Toffo wrote:Here's a mechanism, or whatever, of getting energy out of a black hole:
http://www.nature.com/nature/journal/v2 ... 030a0.html
The "explosion" would still just be thermal radiation, so this would be covered by my comments about using some kind of heat engine to exploit temperature differences between the black hole's Hawking radiation and some external system at a different temperature.
Toffo wrote:Oh yes, maybe I should tell what my simulation simulates. We take one of those Hawking radiation reflecting containers, put one small and one large black hole in there and wait ... after some time small black hole has evaporated and big black hole has absorbed the evaporated radiation. As there is a radiation wind there, we can put a radiation wind turbine there and get some electric energy out of that contraption.
Do you mean something like a Crookes radiometer? As explained on the wikipedia page this is really another type of heat engine, and this paper explains further:
Put a radiometer into a cold anddark place, for example, a refrigerator. The black surfaces, being good absorbers of light and heat radiation, are therefore also good radiators (by Kirchhoff’s law). They cool down more rapidly than the white surfaces, and the vanes will spin in the reverse to the usual sense. This spinning will come to a halt as both surfaces of the vane approach a new thermal equilibrium. So, too, a radiometer run by a heater will gradually cease its rotation as the vanes attain the same overall temperature. The radiometer run by sunlight, which is converted to heat by the blacksurface, does not stop since it never comes to equilibriumwith the temperature of the incident radiation, that is, the temperature of the sun’s surface.
If instead of a Crookes radiometer, which depends on interactions with the gas in the chamber, you wanted to use a turbine powered purely by radiation pressure, I am not sure if this would work with purely thermal radiation--certainly it shouldn't work in a reflective box filled with only radiation and a turbine if the whole system were at equilibrium, since you can't get any work from a system at equilibrium. In the case of the black holes, even though they are both emitting thermal radiation they are at different temperatures so there should be a gradient in the temperature of the radiation, if the turbine wasn't at a different temperature than the ambient radiation maybe you could only get the turbine to spin using radiation pressure if it was large enough so there was a significant temperature difference in the radiation hitting different parts of it. Or it may be that even in a small region where there's very little temperature difference between sides, if there is a significant temperature difference on larger length scales, you could measure significant energy flow (as measured by the Poynting vector) in the smaller region, presumably traveling away from the direction of the faraway hot region and towards the direction of the faraway cold region--I'm not really sure if this is the case, I haven't studied the thermodynamics of radiation much.
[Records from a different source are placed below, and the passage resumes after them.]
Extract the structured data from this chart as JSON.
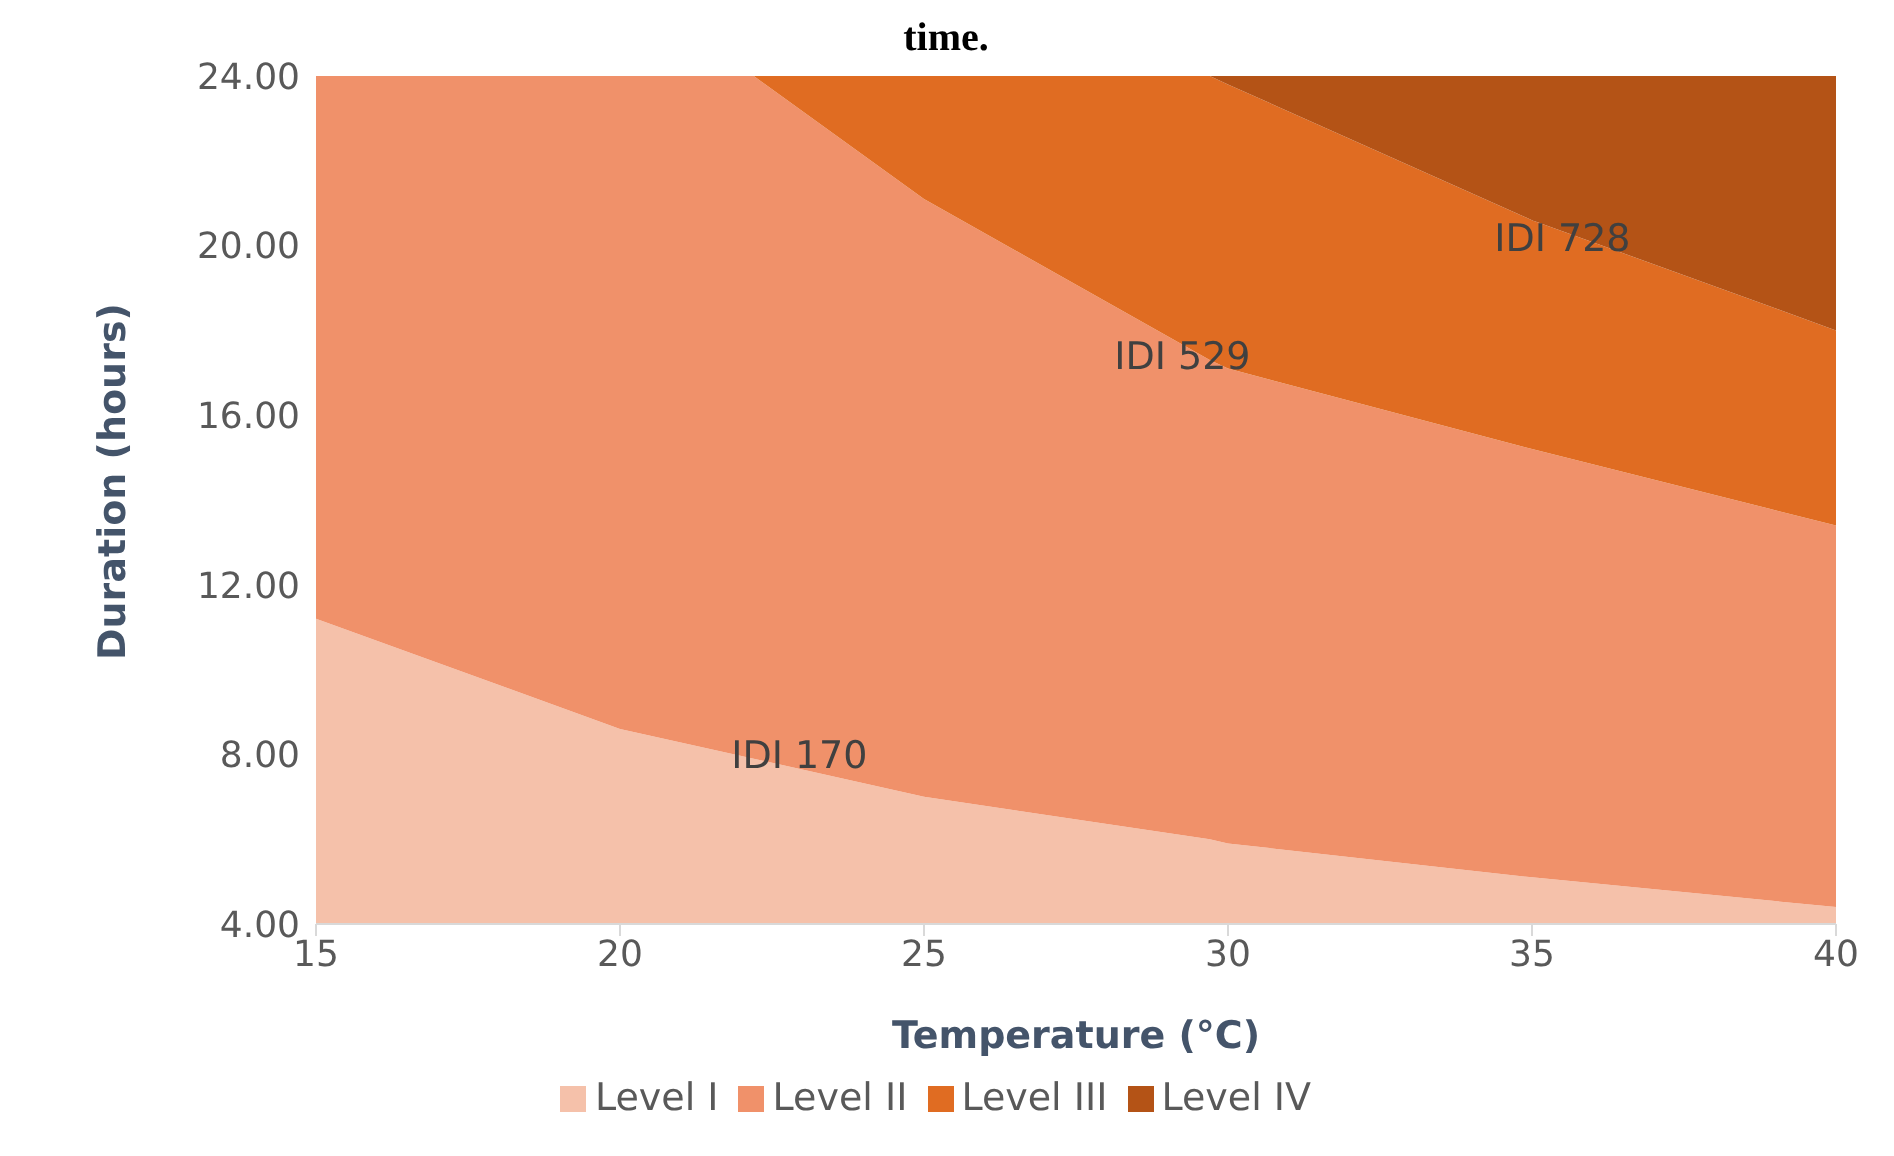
{
  "chart_data": {
    "type": "area",
    "title": "time.",
    "xlabel": "Temperature (°C)",
    "ylabel": "Duration (hours)",
    "x": [
      15,
      20,
      22.2,
      25,
      29.7,
      30,
      35,
      40
    ],
    "series": [
      {
        "name": "Level I",
        "color": "#f5c1aa",
        "values": [
          11.2,
          8.6,
          7.9,
          7.0,
          6.0,
          5.9,
          5.1,
          4.4
        ]
      },
      {
        "name": "Level II",
        "color": "#f0916a",
        "values": [
          24,
          24,
          24,
          21.1,
          17.3,
          17.1,
          15.2,
          13.4
        ]
      },
      {
        "name": "Level III",
        "color": "#e06c22",
        "values": [
          null,
          null,
          24,
          24,
          24,
          23.8,
          20.6,
          18.0
        ]
      },
      {
        "name": "Level IV",
        "color": "#b45316",
        "values": [
          null,
          null,
          null,
          null,
          24,
          24,
          24,
          24
        ]
      }
    ],
    "xlim": [
      15,
      40
    ],
    "xticks": [
      15,
      20,
      25,
      30,
      35,
      40
    ],
    "ylim": [
      4,
      24
    ],
    "yticks": [
      {
        "value": 4,
        "label": "4.00"
      },
      {
        "value": 8,
        "label": "8.00"
      },
      {
        "value": 12,
        "label": "12.00"
      },
      {
        "value": 16,
        "label": "16.00"
      },
      {
        "value": 20,
        "label": "20.00"
      },
      {
        "value": 24,
        "label": "24.00"
      }
    ],
    "annotations": [
      "IDI 170",
      "IDI 529",
      "IDI 728"
    ],
    "grid": false,
    "legend": "bottom"
  }
}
Anyway, no matter what system you use, the work you can do with the turbine is presumably going to be much smaller than the total energy that gets emitted by the smaller black hole before it evaporates completely. You said "the released energy is only about 1/4 of the total energy of the two black holes", but even if that calculation is correct (I don't know the details of how you arrived at it so I can't judge), most of that energy is not going to be converted into work by the turbine(s), agreed? So how does this relate to your argument about how "you can not fuse entropic stuff and extract lot of energy"? When you said "extract a lot of energy" you were talking about doing work, right? Also note that the entropy does increase when the mass/energy of a smaller black hole is absorbed into a larger one, since the entropy of a black hole is proportional to the square of its mass, so for example if you have two black holes of masses 3/4*M and 1/4*M and they merge into a black hole of mass M, the initial entropy is equal to some constant time (9/16 + 1/16)*M^2 = 10/16 * M^2 and the final entropy is equal to the same constant times M^2. And generally when you have a closed system that starts at a lower entropy and evolves to a higher one, you can do some work along the way.